Here are some myths and their contrasting facts to help you understand the positive impact of a coalition government on the economy:
Myth 1: Reduced market returns
It is a common myth that the stock market collapses if a coalition government is formed. However, historical data says otherwise. A coalition government was formed in 2004 and ruled until 2009, when Congress was the biggest party with 145 seats. In contrast to the myth, the stock market rose by a staggering 115%. Furthermore, with UPAs second term from 2009-2014, Nifty doubled in its value.

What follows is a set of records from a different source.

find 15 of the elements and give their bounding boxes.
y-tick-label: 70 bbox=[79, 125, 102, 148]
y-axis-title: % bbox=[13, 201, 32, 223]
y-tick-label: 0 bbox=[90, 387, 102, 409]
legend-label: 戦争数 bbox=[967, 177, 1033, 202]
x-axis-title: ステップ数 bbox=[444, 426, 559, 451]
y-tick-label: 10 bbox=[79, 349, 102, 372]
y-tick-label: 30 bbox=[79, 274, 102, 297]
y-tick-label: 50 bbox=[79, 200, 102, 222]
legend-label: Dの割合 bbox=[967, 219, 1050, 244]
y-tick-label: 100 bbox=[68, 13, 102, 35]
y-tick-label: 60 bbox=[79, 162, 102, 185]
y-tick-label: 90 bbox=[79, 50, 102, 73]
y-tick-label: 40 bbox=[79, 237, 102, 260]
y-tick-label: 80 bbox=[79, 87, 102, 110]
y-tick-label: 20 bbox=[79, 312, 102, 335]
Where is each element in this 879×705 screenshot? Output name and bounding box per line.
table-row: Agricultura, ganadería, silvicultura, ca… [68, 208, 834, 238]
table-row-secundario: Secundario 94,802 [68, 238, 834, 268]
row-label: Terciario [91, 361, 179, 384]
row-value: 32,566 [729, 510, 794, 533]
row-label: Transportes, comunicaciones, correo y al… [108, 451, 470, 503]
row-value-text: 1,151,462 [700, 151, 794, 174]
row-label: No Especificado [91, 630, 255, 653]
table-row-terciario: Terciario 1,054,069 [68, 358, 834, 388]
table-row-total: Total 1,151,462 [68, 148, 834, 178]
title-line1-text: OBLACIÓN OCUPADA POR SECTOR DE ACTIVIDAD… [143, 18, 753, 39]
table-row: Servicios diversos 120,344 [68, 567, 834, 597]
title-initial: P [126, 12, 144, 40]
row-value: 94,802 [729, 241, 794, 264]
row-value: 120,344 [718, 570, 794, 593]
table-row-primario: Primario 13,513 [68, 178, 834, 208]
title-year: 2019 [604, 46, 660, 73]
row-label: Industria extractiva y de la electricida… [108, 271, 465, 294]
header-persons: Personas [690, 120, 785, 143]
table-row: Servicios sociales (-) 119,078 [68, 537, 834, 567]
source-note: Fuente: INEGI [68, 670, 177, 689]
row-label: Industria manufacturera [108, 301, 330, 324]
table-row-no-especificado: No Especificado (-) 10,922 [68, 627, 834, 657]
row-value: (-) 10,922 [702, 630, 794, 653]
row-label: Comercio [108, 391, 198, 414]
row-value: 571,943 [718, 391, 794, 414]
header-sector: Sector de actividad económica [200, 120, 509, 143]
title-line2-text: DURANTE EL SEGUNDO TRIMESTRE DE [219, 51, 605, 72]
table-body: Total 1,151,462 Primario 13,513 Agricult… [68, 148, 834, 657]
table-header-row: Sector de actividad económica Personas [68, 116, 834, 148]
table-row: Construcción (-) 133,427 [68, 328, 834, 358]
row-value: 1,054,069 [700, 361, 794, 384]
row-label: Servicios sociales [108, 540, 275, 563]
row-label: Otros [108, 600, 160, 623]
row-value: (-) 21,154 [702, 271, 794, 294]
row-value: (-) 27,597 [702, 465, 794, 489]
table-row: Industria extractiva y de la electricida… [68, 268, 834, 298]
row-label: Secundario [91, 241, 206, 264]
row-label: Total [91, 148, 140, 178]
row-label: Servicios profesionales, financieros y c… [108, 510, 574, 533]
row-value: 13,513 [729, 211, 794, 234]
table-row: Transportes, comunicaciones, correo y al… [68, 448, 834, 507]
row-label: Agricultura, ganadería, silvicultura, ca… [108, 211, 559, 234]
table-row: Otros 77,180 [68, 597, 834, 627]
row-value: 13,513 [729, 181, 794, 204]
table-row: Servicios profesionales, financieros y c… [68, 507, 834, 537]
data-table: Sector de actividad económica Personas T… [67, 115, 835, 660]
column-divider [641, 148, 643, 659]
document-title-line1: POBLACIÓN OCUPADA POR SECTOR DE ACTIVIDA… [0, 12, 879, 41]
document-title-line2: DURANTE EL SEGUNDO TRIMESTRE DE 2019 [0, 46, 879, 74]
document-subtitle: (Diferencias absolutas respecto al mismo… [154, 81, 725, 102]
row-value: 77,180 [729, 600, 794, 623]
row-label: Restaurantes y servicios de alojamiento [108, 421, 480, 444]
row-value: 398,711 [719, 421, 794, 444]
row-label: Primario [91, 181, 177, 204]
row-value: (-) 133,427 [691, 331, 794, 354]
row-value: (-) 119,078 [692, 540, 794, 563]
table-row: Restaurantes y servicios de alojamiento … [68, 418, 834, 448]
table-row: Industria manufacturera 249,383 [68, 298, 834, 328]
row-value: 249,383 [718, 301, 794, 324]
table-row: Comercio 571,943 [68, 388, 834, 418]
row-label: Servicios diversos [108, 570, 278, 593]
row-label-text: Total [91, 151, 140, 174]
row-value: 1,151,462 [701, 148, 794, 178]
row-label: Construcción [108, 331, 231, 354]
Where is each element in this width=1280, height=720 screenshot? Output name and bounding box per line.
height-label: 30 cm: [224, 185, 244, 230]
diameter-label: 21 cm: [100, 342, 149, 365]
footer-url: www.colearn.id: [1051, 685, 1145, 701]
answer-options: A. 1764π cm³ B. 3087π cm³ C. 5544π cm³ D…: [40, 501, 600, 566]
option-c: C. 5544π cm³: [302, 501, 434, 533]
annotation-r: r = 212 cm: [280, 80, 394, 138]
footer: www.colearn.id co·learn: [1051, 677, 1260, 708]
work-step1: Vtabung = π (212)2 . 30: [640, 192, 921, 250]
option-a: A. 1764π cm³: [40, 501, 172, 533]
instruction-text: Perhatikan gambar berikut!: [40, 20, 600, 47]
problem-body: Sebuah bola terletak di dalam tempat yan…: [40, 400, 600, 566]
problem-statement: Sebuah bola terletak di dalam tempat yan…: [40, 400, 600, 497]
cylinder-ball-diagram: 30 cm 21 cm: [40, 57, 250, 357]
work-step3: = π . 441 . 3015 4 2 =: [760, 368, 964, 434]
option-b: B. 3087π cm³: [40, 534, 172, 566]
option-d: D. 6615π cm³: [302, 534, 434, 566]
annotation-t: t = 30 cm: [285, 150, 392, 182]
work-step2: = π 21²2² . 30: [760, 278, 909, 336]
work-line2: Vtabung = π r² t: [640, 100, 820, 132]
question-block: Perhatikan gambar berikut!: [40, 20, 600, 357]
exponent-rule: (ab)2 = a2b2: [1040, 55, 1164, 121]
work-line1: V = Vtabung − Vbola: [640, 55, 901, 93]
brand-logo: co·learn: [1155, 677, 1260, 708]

Myth 2: GDP growth slows down
Another common myth is that if a coalition government is formed, GDP growth will slow down. GDP (Gross Domestic Product) is the total monetary value of all goods and services produced in India over a specific period. If you look at the historical GDP values during UPA 1 (2004-2209), the GDP growth was over 8%. On the other hand, the GDP growth was 7.5% during the next coalition government of the UPA (2009-1014). Although other market factors affect the GDP growth in India, the last 15 years have shown that the impact of a coalition government has been positive for the Indian economy.
Myth 3: There are no reforms
A common myth that arises after a coalition government is formed is that a coalition government does not pass new reforms as there is always a conflict between multiple parties and their leaders. Every coalition government in India has passed a major reform, starting from the 1991 liberalisation policy by the then Finance Minister Manmohan Singh. This reform is considered the most impactful in taking India to its current economic position. Furthermore, the current taxation system was passed by a coalition government in 1998. Lastly, the NDA government, under the leadership of Narendra Modi, passed unprecedented reforms such as demonetisation and GST, which have shaped India's current economic environment.
Myth 4: Businesses earn less
One of the most considerable myths about the formation of a coalition government is that business earnings are negatively impacted. However, the historical data on how Nifty has performed during coalition governments says otherwise. During UPA 1, Nifty rose at a CAGR of 18%, while during the UPA 2 term, it rose by 10%. Furthermore, corporate earnings witnessed double-digit growth under both coalition governments.